Eclipsado pelo axé music, o tradicional samba de roda baiano norteia ‘Santo de Casa’, projeto da cantora Mariene de Castro registrado ao vivo no Teatro Castro Alves, em Salvador (BA), no dia 15 de fevereiro de 2009, distribuído em fevereiro deste ano pela gravadora Universal Music. Em uma hora e meia de show, a cantora conjuga sambas, cocos, cirandas, maracatus, pontos de Candomblé e temas folclóricos.
Imagens de santos católicos e orixás africanos, esteiras, altar no proscêncio e a réplica de uma casa de pau a pique no fundo do palco, compõem o rústico cenário onde Mariene revela o dengo que a nega tem: presença luminosa e voz quente que lembra a conterrânea Margareth Menezes, porém com mais doçura.
O repertório afro-baiano é pontuado pelas composições de Roque Ferreira, que encontraram na voz da cantora interpretação adequada, ora buliçosa (‘Abre caminho’, ‘Chico e Chica’), ora devotada (‘Samba de terreiro’, ‘Vi mamãe da areia’). Autor recorrente nos recentes álbuns de Maria Bethânia, Roque ainda compôs ‘Temporal’, vinheta que abre o espetáculo, o coco de embolada Garaximbola’ – deixa para a participação de várias e maravilhosas baianas típicas –, o coco ‘Quebradeira de coco’ e o samba ‘De maré’ (com Toninho Geraes). A bonita ‘Prece ao pescador’ (com J. Velloso) atesta as bênçãos do exigente compositor ao projeto da amiga.

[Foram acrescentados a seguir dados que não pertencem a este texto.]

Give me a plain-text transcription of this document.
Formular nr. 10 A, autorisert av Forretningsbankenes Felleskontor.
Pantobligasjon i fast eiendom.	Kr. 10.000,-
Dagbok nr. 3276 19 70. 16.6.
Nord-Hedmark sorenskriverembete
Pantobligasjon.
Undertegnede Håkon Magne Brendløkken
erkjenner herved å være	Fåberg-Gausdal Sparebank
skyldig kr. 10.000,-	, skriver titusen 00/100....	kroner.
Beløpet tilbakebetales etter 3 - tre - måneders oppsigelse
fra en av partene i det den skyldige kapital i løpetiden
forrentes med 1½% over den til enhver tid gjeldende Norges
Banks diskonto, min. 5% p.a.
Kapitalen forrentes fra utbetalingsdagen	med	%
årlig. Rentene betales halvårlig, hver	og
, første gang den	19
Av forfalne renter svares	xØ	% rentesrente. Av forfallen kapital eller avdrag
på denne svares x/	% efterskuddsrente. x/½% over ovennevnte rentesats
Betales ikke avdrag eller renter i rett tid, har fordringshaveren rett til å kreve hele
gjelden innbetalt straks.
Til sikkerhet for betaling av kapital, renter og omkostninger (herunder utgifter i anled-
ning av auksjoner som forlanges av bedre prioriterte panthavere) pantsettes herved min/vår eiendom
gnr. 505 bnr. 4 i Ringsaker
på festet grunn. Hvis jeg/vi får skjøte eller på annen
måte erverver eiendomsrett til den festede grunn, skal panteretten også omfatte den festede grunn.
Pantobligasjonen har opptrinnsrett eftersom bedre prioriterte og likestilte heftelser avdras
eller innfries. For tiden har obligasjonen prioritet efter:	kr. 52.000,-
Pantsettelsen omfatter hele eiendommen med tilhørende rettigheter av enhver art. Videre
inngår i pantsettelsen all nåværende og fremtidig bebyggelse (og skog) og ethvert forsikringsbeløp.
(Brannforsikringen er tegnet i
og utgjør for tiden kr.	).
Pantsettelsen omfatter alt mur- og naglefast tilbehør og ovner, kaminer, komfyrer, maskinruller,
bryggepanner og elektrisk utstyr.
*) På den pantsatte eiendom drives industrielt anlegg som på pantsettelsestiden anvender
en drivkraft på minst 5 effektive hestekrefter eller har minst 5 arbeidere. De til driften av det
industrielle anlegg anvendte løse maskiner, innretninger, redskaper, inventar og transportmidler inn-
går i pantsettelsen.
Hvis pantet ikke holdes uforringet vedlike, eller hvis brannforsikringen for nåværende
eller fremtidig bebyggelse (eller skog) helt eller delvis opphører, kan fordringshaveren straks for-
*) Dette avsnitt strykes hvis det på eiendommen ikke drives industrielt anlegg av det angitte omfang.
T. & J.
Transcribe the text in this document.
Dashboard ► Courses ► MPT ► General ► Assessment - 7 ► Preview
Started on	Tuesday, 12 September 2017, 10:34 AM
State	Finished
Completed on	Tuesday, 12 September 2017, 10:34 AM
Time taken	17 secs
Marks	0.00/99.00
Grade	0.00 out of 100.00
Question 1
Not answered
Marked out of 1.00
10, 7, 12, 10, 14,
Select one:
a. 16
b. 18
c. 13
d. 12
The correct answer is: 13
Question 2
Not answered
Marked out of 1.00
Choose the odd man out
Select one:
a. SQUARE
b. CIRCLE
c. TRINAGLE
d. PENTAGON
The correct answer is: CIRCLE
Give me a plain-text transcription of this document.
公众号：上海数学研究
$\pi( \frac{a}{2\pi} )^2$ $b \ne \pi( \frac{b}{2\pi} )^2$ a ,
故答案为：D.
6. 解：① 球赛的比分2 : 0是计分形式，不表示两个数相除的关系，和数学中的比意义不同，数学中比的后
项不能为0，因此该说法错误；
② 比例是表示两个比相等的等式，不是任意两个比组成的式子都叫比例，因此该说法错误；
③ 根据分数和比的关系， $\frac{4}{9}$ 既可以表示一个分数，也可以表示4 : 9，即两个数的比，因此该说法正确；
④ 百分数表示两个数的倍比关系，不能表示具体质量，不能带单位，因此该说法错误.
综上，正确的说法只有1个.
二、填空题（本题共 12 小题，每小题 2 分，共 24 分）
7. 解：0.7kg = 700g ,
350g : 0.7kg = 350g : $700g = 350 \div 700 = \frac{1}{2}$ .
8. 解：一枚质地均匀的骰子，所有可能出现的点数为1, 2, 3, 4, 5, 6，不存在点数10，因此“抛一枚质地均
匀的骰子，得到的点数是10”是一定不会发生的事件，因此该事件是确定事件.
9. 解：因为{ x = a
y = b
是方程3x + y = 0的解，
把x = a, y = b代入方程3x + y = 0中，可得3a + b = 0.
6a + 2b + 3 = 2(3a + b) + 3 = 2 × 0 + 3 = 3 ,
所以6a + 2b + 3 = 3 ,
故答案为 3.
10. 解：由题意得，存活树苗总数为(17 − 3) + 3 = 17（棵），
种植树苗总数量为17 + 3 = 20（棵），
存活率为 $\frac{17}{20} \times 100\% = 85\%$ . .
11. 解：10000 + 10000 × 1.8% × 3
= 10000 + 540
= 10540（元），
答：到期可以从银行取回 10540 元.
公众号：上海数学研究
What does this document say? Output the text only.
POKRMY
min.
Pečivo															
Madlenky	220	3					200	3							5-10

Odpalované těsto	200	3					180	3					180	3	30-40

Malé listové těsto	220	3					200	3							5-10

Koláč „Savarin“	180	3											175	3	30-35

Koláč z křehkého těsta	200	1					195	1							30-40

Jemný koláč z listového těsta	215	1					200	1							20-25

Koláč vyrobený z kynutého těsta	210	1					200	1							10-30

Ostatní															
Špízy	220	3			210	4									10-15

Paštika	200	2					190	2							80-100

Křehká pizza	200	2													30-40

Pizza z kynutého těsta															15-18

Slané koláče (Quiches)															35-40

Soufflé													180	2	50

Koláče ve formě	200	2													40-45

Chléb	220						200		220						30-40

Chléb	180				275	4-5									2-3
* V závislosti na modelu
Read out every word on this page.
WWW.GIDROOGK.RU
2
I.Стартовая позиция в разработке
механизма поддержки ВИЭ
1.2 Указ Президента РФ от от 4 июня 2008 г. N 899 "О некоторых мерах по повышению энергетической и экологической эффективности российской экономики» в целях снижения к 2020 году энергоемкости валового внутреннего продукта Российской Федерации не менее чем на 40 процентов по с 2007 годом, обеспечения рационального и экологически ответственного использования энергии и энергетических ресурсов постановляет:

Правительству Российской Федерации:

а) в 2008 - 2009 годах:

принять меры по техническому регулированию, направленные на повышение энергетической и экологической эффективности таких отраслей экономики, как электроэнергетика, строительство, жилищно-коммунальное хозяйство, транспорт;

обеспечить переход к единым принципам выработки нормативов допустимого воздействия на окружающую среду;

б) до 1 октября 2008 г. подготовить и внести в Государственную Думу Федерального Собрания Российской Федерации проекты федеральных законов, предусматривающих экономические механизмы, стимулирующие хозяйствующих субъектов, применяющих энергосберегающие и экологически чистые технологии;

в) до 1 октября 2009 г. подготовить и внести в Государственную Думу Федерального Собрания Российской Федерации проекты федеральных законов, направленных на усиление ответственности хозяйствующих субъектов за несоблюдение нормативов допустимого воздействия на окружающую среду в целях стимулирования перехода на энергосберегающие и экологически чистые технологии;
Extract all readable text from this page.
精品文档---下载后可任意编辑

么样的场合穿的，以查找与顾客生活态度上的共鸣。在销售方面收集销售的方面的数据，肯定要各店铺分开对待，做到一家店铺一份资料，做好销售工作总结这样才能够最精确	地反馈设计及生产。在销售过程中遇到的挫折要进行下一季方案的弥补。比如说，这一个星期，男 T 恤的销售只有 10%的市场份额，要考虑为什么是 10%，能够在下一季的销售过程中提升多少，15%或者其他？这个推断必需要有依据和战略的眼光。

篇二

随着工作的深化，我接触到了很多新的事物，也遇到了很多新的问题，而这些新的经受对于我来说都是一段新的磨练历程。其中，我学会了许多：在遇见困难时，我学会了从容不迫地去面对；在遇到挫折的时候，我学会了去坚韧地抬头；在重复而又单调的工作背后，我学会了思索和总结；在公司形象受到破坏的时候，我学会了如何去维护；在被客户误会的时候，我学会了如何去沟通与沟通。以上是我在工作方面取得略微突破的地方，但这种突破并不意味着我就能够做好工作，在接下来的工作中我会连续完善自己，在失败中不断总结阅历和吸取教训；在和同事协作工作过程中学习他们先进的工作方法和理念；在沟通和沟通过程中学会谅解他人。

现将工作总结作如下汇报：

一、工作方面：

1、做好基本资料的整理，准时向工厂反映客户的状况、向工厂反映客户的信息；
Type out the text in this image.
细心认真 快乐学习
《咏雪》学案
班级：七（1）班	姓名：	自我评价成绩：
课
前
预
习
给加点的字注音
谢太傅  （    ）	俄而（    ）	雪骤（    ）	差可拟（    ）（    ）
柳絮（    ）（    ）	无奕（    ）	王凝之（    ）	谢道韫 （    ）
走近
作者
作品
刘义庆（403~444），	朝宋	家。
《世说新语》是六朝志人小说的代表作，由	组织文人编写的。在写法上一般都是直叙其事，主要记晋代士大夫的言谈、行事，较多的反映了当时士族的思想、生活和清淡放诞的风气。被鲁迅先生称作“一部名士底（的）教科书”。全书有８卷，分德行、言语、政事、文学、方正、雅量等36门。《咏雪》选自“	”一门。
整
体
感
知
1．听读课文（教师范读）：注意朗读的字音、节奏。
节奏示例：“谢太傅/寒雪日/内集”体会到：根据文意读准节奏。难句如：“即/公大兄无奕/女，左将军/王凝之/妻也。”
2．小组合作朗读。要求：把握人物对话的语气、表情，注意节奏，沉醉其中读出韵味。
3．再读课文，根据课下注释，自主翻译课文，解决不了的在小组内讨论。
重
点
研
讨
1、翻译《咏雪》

Outro ilustre baiano não poderia ficar de fora: Mariene condensa clássicos de Dorival Caymmi (1914 – 2008) no pout-pourri que reúne ‘Lá vem a baiana’, ‘A vizinha do lado’, ’Requebre que eu dou um doce’ e ‘Vatapá’. Caymmi ainda é relembrado em ‘Rosa morena’ e ‘Canção da partida (minha jangada)’. A obra do autor de ‘O que é que a baiana tem?’, canção que eternizou iconograficamente suas conterrâneas, parece feita na medida para as canoras da terra: não basta ouvir, tem que ver Mariene interpretando Caymmi.
O momento menos luminoso do show acontece quando a baiana passeia pelo clima soturno de ‘Quando eu me chamar saudade’ (Nelson Cavaquinho/ Guilherme de Brito). Já ‘Na paz de Deus’ (Beto Sem Braço, Arlindo Cruz e Sombrinha), lançada por Alcione em 1986, combina perfeitamente com o repertório solar. Aliás, Mariene ressalta com propriedade a origem baiana de ‘Ilha de maré’ (Walmir Lima/ Lupa) e ‘Não deixe o samba morrer’ (Aloísio/ Edson), lançados pela maranhense na década de 1970. A ‘Falsa baiana’ do mineiro Geraldo Pereira (1918 – 1955) também retorna com ginga e graciosidade.
Compositor aparentemente fora do contexto do show, Chico César é lembrado no pout-pourri de cirandas com sua ‘Béradêro’, ao lado das inevitáveis (?) ‘Quem me deu foi Lia’ (Baracho) e ‘Mulher rendeira’ (Zé do Norte).
Tudo fica ainda mais bonito quando Mariene pisa forte no terreiro e saúda as divindades africanas Yemanjá, Iansã e Oxum, os santos católicos São Jorge, Cosme e Damião – com a participação das crianças do Grupo Pim – e os caboclos costumeiramente ligados à Umbanda. A celebração à vida tão marcante no Candomblé salta aos olhos e aos ouvidos durante toda a apresentação da cantora que não tira os pés do chão. No bailado característico, ela desliza seus pés, requebrando faceira, numa roda de samba a léguas dos trios elétricos e do marketing das musas do axé music que há tempos se distanciaram da raiz africana.
Apesar do marcante caráter regional, ou principalmente por causa dele, o trabalho de Mariene de Castro merece ser (re)conhecido.